Feeling his heart thump against his ste
rnum, Mac lay back on the pillows as he grabbed the phone.
‘Yep?’ he said, throat dry. His G-Shock on the table said 4.12 am.
‘Hi, honey, it’s me,’ said his wife. ‘I need your help on that ship.’
‘Ah, yeah,’ said Mac, rubbing sore eyes. ‘I’ll talk to you in the morning.’
‘What was the name of the ship?’ said Jenny.
‘No name,’ said Mac, disoriented. ‘A number.’
‘What was it?’ said Jenny.
He hated it when she was like this.
‘Um, I think it was . . . K 4217, or 4217 K. Something like that.’ Mac gently massaged his temples. Being pestered for small details took him back to his military days when special forces people were forced to recall every detail, from a hotel room and cell phone number to a map coordinate and an aircraft rego. Ninety per cent of special ops were for reconnaissance and an operator who couldn’t make a detailed report was virtually useless.
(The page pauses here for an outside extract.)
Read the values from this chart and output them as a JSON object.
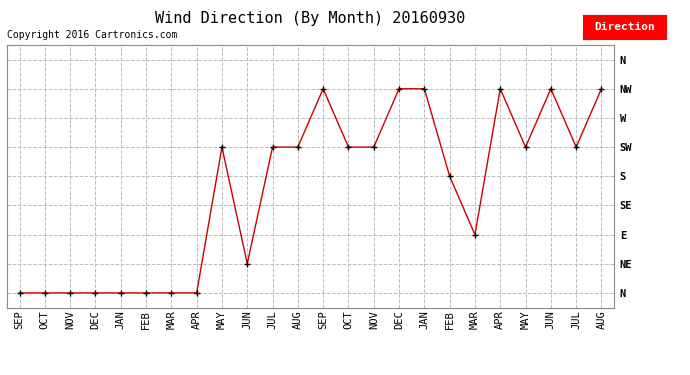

‘Macca, what was the number?’
‘Shit, mate,’ said Mac, lured into a fight. ‘It’s four-thirty in the morning and I’m tanked on Percodan.’
‘Sorry, hon,’ she said. ‘It’s important.’
‘Right,’ said Mac. ‘It was K 4217. Where are you?’
‘Don’t worry – get back to sleep.’
‘You’re not going after them?’ said Mac, sitting up. ‘Who’s with you?’
‘Got given two local cops,’ said Jen, voice cracking up.
‘What?’ asked Mac, the connection dying.
‘Local cops,’ said Jen through the static.
‘There’s soldiers on board that ship,’ said Mac, but the connection had been lost.
Limping into the kitchen of the suite, Mac grabbed a bottle of Vittel. Drinking it down, he looked out the window over the sink, saw the insects flying around the streetlight. They circled so fast that they ended up chasing themselves.
He didn’t think he would ever be able to tame his wife. She got something in her head and she moved like a locomotive. Mac had first met her in the Aussie embassy colony in Manila, where she was the ice queen of the group; good-looking, funny, smart and confident, but aloof and distrusting. She worked in the federal police intelligence taskforces but her specialty was tracking Australian paedophiles into South-East Asia and busting the brothels and trafficking rackets that supported the child-molesting industry. Jenny was relentless and she wasn’t scared of men, didn’t back down from them, and, being a country girl, was better at blokes’ humour and fast retorts than most men.